As escolas municipais e estaduais de Goiânia adereriam a greve geral convocada pela Confederação Nacional dos Trabalhadores em Educação (CNTE) e paralisaram suas atividades nesta quarta-feira (15). O protesto é contra a Reforma Previdenciária, que está em tramitação no Congresso Nacional.

Segundo a presidente do Sindicato dos Trabalhadores em Educação de Goiás (Sintego), Bia Lima, a paralisação está sendo realizada em todas as unidades de ensino do Estado. “Paralisação total no Estado inteiro.

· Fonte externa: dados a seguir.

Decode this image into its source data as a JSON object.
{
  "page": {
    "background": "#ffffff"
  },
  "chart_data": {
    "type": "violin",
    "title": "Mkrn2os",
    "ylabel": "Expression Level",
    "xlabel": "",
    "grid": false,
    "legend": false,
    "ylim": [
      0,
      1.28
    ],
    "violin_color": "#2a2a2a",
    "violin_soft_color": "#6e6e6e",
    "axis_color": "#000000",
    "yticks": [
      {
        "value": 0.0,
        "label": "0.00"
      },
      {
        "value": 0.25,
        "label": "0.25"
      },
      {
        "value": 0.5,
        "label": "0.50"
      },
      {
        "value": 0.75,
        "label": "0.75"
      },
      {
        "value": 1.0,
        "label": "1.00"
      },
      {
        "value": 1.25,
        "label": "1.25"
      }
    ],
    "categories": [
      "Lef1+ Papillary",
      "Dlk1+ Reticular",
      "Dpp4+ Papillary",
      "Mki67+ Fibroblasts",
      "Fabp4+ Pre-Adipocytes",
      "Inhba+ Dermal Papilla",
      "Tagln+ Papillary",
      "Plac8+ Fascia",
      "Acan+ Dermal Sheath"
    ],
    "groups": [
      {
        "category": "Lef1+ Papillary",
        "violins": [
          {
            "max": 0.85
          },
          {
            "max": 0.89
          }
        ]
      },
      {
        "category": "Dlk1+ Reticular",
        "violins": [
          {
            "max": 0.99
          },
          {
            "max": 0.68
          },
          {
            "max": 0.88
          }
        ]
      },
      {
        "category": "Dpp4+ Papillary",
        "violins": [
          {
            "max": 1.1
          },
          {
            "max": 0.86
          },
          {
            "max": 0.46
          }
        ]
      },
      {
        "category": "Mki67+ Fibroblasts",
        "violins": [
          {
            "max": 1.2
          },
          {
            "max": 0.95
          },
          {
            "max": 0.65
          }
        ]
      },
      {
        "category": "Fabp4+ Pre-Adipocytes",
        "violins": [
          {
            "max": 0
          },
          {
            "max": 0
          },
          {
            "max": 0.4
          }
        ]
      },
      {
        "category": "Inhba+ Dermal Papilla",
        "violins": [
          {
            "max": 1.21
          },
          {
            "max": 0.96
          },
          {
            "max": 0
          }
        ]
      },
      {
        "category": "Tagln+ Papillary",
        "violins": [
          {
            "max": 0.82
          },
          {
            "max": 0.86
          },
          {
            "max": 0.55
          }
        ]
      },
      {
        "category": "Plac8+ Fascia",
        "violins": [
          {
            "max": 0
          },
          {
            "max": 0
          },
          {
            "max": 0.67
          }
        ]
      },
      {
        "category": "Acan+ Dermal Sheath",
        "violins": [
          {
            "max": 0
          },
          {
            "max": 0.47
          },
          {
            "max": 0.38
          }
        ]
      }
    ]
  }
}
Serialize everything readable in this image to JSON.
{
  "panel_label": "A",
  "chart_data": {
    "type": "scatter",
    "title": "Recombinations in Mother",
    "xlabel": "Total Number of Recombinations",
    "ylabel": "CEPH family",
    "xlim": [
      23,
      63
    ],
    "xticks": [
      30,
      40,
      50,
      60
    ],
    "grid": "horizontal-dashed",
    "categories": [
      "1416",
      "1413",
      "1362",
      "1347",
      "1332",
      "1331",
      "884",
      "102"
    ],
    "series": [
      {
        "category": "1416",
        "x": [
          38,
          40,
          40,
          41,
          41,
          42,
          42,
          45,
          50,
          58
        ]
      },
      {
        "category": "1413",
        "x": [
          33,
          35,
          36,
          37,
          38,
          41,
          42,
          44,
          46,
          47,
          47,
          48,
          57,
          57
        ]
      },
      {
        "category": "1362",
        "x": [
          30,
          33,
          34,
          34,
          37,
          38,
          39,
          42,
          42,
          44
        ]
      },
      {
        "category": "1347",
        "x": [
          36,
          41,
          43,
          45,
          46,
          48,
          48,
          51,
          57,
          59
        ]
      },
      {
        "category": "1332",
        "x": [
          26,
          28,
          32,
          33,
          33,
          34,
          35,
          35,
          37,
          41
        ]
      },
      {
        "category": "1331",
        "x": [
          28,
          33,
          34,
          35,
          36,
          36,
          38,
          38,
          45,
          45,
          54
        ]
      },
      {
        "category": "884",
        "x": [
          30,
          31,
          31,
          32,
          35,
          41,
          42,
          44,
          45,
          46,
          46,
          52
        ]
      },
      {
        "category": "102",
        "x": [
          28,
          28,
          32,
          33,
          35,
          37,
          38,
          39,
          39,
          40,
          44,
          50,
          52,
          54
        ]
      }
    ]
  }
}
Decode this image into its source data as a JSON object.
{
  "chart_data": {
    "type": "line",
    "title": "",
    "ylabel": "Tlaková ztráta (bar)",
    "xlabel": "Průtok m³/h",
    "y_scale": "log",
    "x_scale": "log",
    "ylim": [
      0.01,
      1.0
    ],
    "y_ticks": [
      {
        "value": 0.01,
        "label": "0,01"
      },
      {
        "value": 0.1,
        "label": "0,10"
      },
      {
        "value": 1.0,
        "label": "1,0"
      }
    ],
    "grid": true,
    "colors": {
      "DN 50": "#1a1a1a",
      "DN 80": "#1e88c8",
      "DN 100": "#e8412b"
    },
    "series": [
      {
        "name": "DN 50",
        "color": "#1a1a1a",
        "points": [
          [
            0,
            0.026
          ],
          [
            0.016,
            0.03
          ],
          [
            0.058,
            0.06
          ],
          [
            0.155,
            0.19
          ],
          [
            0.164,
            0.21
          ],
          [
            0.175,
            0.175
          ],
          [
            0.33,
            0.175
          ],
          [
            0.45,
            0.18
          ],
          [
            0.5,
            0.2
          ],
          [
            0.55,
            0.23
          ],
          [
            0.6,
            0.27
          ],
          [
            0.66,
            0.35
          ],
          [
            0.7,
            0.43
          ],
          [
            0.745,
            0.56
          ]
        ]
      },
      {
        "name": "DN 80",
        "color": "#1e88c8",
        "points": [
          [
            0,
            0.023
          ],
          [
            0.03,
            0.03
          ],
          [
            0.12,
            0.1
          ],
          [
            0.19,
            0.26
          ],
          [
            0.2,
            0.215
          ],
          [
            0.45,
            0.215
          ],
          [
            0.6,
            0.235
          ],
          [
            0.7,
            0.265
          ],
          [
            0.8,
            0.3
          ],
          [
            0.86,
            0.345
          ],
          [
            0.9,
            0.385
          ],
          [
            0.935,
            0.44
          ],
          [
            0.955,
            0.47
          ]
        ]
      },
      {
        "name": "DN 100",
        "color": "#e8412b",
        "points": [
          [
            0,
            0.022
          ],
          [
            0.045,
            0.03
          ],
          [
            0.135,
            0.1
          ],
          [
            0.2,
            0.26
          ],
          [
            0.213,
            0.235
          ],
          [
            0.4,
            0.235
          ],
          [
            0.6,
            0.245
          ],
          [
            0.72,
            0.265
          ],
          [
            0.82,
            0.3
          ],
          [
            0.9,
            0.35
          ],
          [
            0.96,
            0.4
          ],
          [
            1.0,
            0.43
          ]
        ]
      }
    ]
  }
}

Estamos ainda com atos em Goiânia, Anápolis, Nerópolis, Palmeiras e Mineiros”, frisa.

Procurada pelo Mais Goiás, a Secretaria de Estado da Educação, Cultura e Esporte (Seduce) informou que, por enquanto, não irá se pronunciar sobre as paralisações. Já a Secretaria Municipal de Educação de Goiânia (SME), disse que divulgará um levantamento da paralisação nas unidades municipais no final do dia.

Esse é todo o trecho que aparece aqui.